O que restou do Olímpico: antigo estádio do Grêmio recebe cinzas de gremistas e treinos de tiro.
Desativado desde 2014, o Estádio Olímpico Monumental virou cenário de treinamentos policiais, homenagens póstumas e ponto turístico para torcedores e curiosos.
Quem passa pelo bairro Azenha, em Porto Alegre, cruza com uma construção que ocupa quarteirões, com muros pichados, em processo de demolição e com mato, que dão a impressão de um lugar já não mais habitado.
Mas ali já foi a casa do Grêmio, palco de glórias, vivo no imaginário de milhões de amantes do futebol.
Desocupado desde 2014, o Estádio Olímpico Monumental aparenta estar abandonado, mas ainda abriga vida.
Apesar de não receber mais jogos desde a inauguração da Arena do Grêmio, o "Velho Casarão" segue sob responsabilidade do clube e conta com vigilância terceirizada 24 horas por dia.
O que acontece dentro dos portões, no entanto, vai além da segurança patrimonial.
O espaço passou a ser utilizado para atividades que, embora incomuns para um estádio de futebol, mantêm o local em funcionamento.
Em outros momentos, o estádio já serviu como garagem de ônibus para a Carris (operadora de transporte coletivo de Porto Alegre) e ponto de coleta de doações para vítimas das enchentes no estado.
Ano passado, o estádio foi reaberto para a festa de aniversário de 121 anos do clube.
Este ano, recebeu gremistas que buscaram as pistas para encontrar as novas camisas, lançadas pela New Balance.
Centro de treinamento: Uma das movimentações mais curiosas é a presença de forças de segurança pública.
Com a vegetação alta e a ausência de circulação de pessoas, o terreno oferece condições ideais para simulações de ambientes hostis.
Por isso, Polícia Militar, Corpo de Bombeiros e Polícia Civil utilizam o espaço para treinamentos de tiro.
Os disparos, autorizados pelo Grêmio, podem ser ouvidos por moradores da região, mas não representam risco à comunidade.
Pátio do estádio é local para homenagens póstumas: O Olímpico também se tornou um local de despedidas.
O Globo Esporte apurou que o clube é procurado por familiares de torcedores falecidos que desejam espalhar as cinzas no terreno.
Os pedidos são analisados individualmente, e em alguns casos, autorizados.

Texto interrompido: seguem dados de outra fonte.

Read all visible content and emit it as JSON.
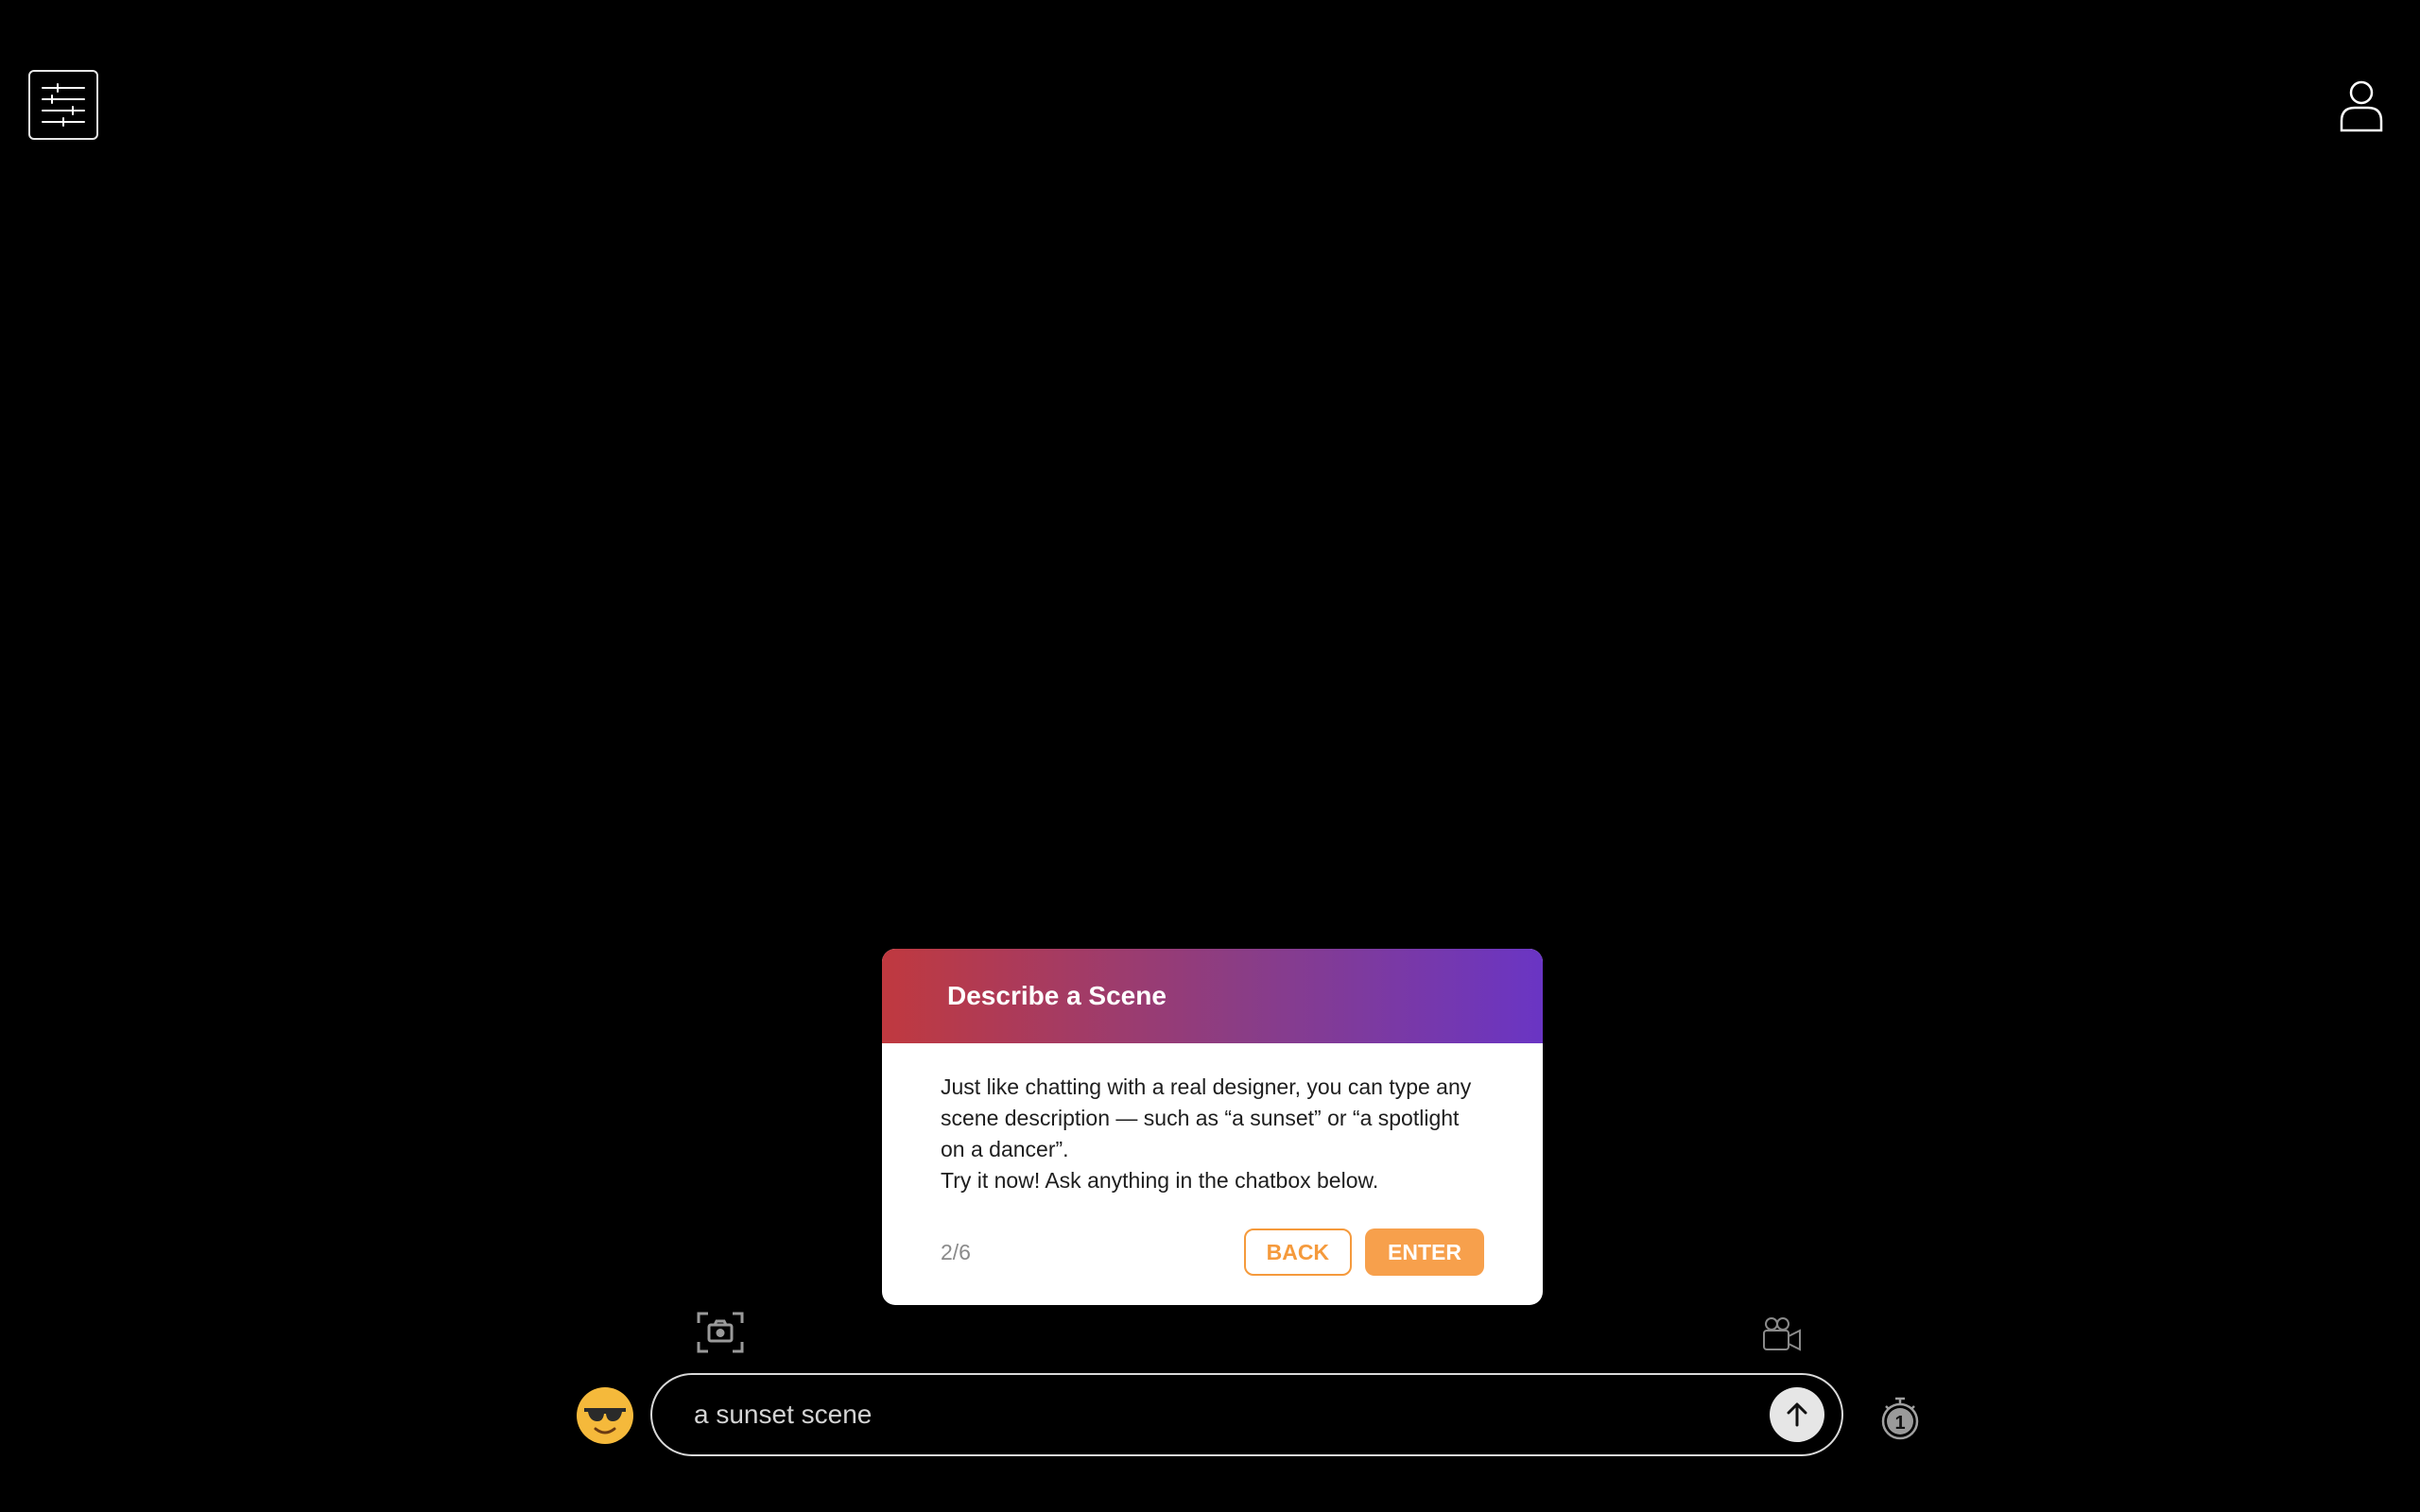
{
  "top_bar": {
    "menu_icon": "sliders-menu-icon",
    "profile_icon": "user-profile-icon"
  },
  "tour": {
    "title": "Describe a Scene",
    "body_line1": "Just like chatting with a real designer, you can type any scene description — such as “a sunset” or “a spotlight on a dancer”.",
    "body_line2": "Try it now! Ask anything in the chatbox below.",
    "step": "2/6",
    "back_label": "BACK",
    "enter_label": "ENTER",
    "colors": {
      "gradient_start": "#c0393f",
      "gradient_end": "#6a35c4",
      "accent": "#f7a04c"
    }
  },
  "toolbar": {
    "camera_icon": "camera-capture-icon",
    "video_icon": "video-camera-icon"
  },
  "chat": {
    "emoji_icon": "sunglasses-face-icon",
    "input_value": "a sunset scene",
    "send_icon": "arrow-up-icon",
    "timer_icon": "stopwatch-icon",
    "timer_value": "1"
  }
}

Quando aprovadas, as cerimônias são discretas: um parente ou amigo entra no pátio do estádio e larga as cinzas próximo a uma árvore, ao lado de onde ficava o antigo campo suplementar.

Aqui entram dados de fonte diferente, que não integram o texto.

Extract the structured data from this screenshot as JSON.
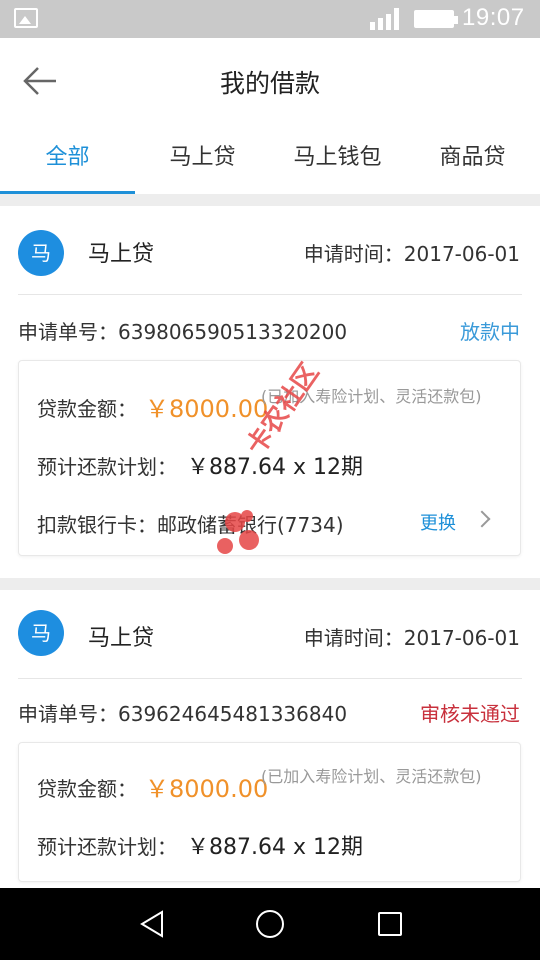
{
  "status_bar": {
    "time": "19:07",
    "icons": [
      "image-icon",
      "signal-icon",
      "battery-icon"
    ]
  },
  "header": {
    "title": "我的借款",
    "back_icon": "back-arrow-icon"
  },
  "tabs": [
    {
      "label": "全部",
      "active": true
    },
    {
      "label": "马上贷",
      "active": false
    },
    {
      "label": "马上钱包",
      "active": false
    },
    {
      "label": "商品贷",
      "active": false
    }
  ],
  "loans": [
    {
      "avatar_char": "马",
      "product": "马上贷",
      "apply_time_label": "申请时间：",
      "apply_time": "2017-06-01",
      "order_label": "申请单号：",
      "order_no": "639806590513320200",
      "status": "放款中",
      "status_color": "#3a9ad9",
      "amount_label": "贷款金额：",
      "amount": "￥8000.00",
      "amount_note": "(已加入寿险计划、灵活还款包)",
      "plan_label": "预计还款计划：",
      "plan": "￥887.64 x 12期",
      "bank_label": "扣款银行卡：",
      "bank": "邮政储蓄银行(7734)",
      "change_label": "更换"
    },
    {
      "avatar_char": "马",
      "product": "马上贷",
      "apply_time_label": "申请时间：",
      "apply_time": "2017-06-01",
      "order_label": "申请单号：",
      "order_no": "639624645481336840",
      "status": "审核未通过",
      "status_color": "#c8303c",
      "amount_label": "贷款金额：",
      "amount": "￥8000.00",
      "amount_note": "(已加入寿险计划、灵活还款包)",
      "plan_label": "预计还款计划：",
      "plan": "￥887.64 x 12期"
    }
  ],
  "watermark": {
    "text": "卡农社区",
    "color": "#e64646"
  },
  "colors": {
    "accent": "#1e90d8",
    "amount": "#f0912a"
  }
}
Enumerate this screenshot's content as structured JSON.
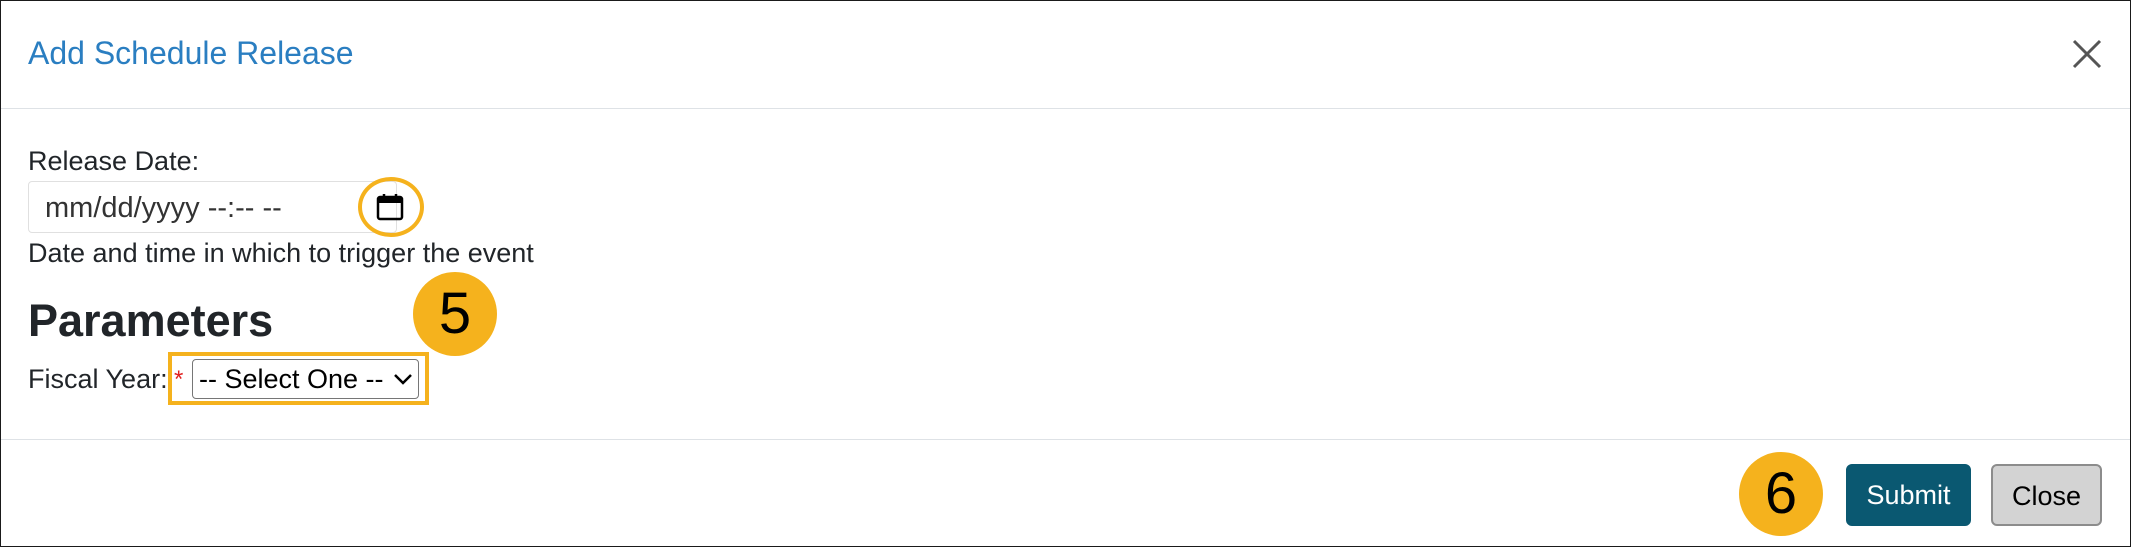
{
  "dialog": {
    "title": "Add Schedule Release",
    "close_icon": "close-icon"
  },
  "form": {
    "release_date": {
      "label": "Release Date:",
      "placeholder": "mm/dd/yyyy --:-- --",
      "value": "",
      "help": "Date and time in which to trigger the event",
      "calendar_icon": "calendar-icon"
    },
    "parameters_heading": "Parameters",
    "fiscal_year": {
      "label": "Fiscal Year:",
      "required_marker": "*",
      "selected": "-- Select One --"
    }
  },
  "footer": {
    "submit_label": "Submit",
    "close_label": "Close"
  },
  "annotations": {
    "step_5": "5",
    "step_6": "6"
  },
  "colors": {
    "title": "#2a7ec1",
    "highlight": "#f5b21d",
    "submit_bg": "#0a5871",
    "close_bg": "#d3d3d3",
    "required": "#e02020"
  }
}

O espaço passou a receber cinzas de apaixonados que queriam uma despedida relacionada ao clube do coração.
Segundo o ge apurou, as homenagens ocorreram com frequência nos últimos anos no Olímpico.
Torcedores e turistas visitam o Olímpico em busca de lembranças: O saudosismo é outro elemento que mantém o Olímpico vivo.

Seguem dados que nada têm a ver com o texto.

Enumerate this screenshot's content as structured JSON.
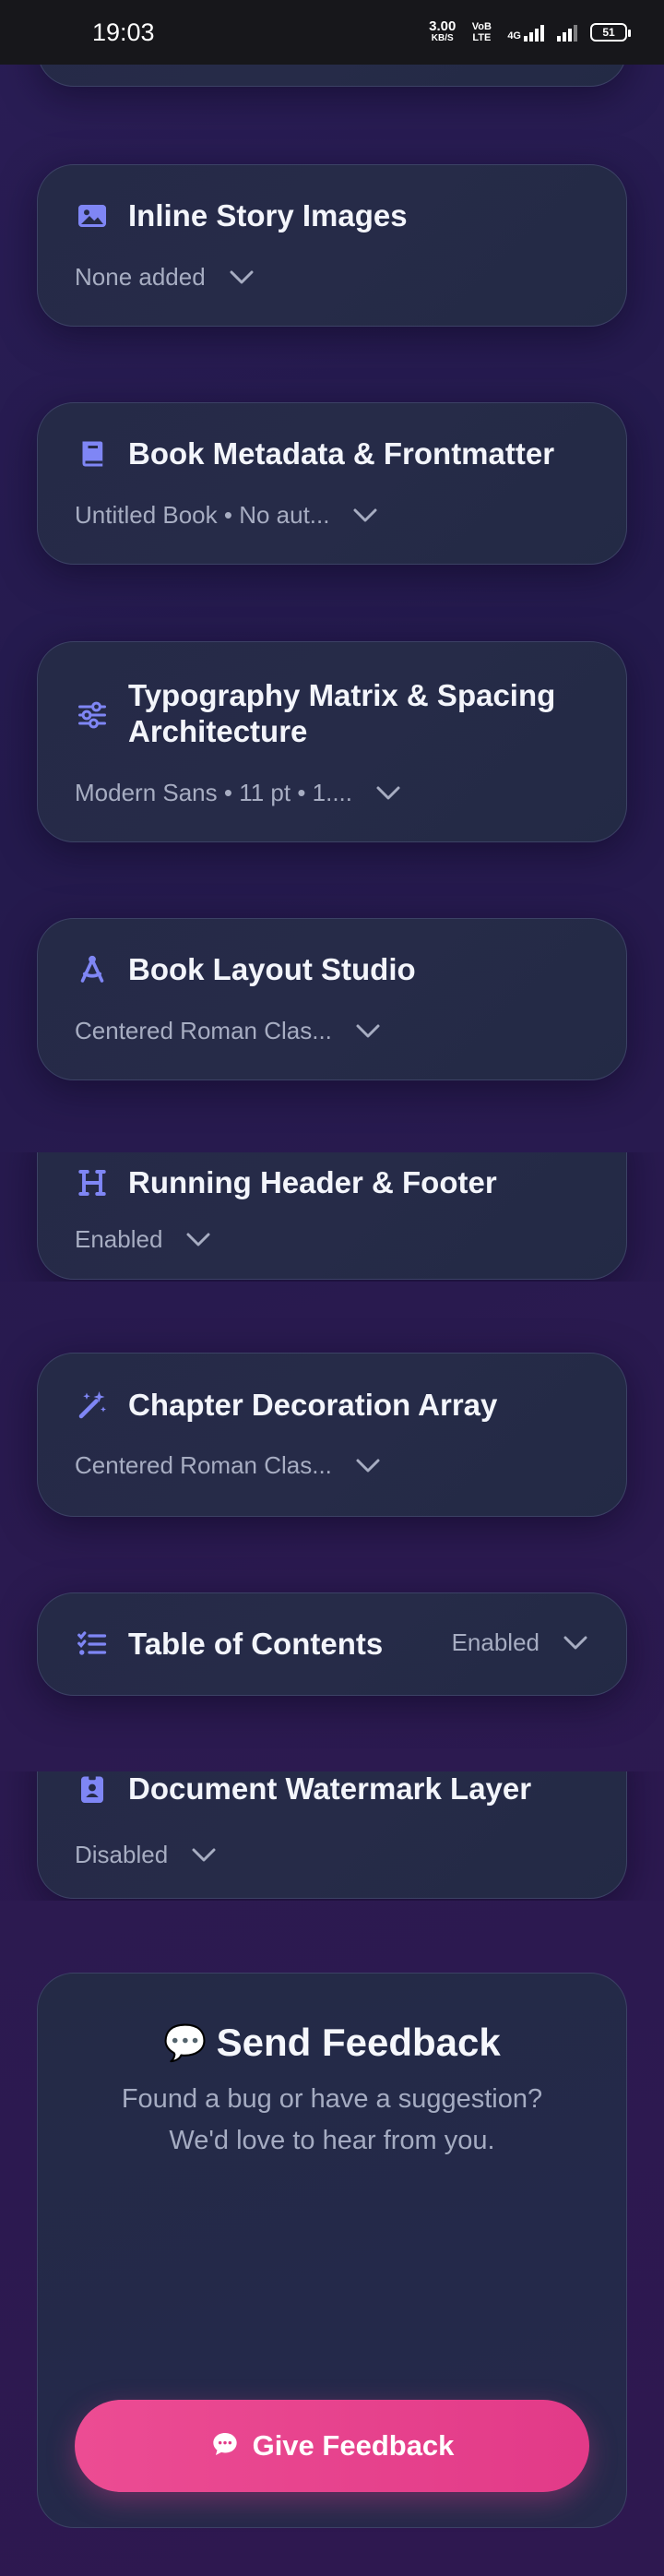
{
  "status_bar": {
    "time": "19:03",
    "net_speed_value": "3.00",
    "net_speed_unit": "KB/S",
    "volte": "VoB LTE",
    "network_type": "4G",
    "battery": "51"
  },
  "cards": {
    "inline_story_images": {
      "title": "Inline Story Images",
      "subtitle": "None added"
    },
    "book_metadata": {
      "title": "Book Metadata & Frontmatter",
      "subtitle": "Untitled Book • No aut..."
    },
    "typography_matrix": {
      "title_line1": "Typography Matrix & Spacing",
      "title_line2": "Architecture",
      "subtitle": "Modern Sans • 11 pt • 1...."
    },
    "book_layout_studio": {
      "title": "Book Layout Studio",
      "subtitle": "Centered Roman Clas..."
    },
    "running_header": {
      "title": "Running Header & Footer",
      "subtitle": "Enabled"
    },
    "chapter_decoration": {
      "title": "Chapter Decoration Array",
      "subtitle": "Centered Roman Clas..."
    },
    "table_of_contents": {
      "title": "Table of Contents",
      "status": "Enabled"
    },
    "document_watermark": {
      "title": "Document Watermark Layer",
      "subtitle": "Disabled"
    }
  },
  "feedback": {
    "emoji": "💬",
    "title": "Send Feedback",
    "text_line1": "Found a bug or have a suggestion?",
    "text_line2": "We'd love to hear from you.",
    "button_label": "Give Feedback"
  },
  "colors": {
    "accent_icon": "#7f86f5",
    "feedback_button": "#e8408e",
    "card_background": "#252a47",
    "page_background": "#261b4f"
  }
}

Torcedores tentam acessar o local para registrar imagens ou levar uma lembrança.
A entrada no estádio é geralmente vetada por questões de segurança.
Mas o ge ouviu que houve casos de pessoas que conseguiram acesso, como um turista de Senegal que pediu aos seguranças para entrar.
O Globo Esporte apurou que, em uma das situações, uma idosa chegou ao estádio com auxílio de um cilindro de oxigênio e pediu aos seguranças para levar um pedaço do estádio para casa.
Casos como esse se repetem, com visitantes de diferentes partes do Brasil e até do exterior, que chegam ao bairro Azenha movidos pela curiosidade.
Mesmo sem jogos, o Olímpico Monumental continua sendo um ponto de encontro entre memória e realidade.
O que antes era palco de grandes conquistas, hoje abriga histórias silenciosas, que mantêm viva a relação entre o torcedor e o clube, mesmo que em ruínas.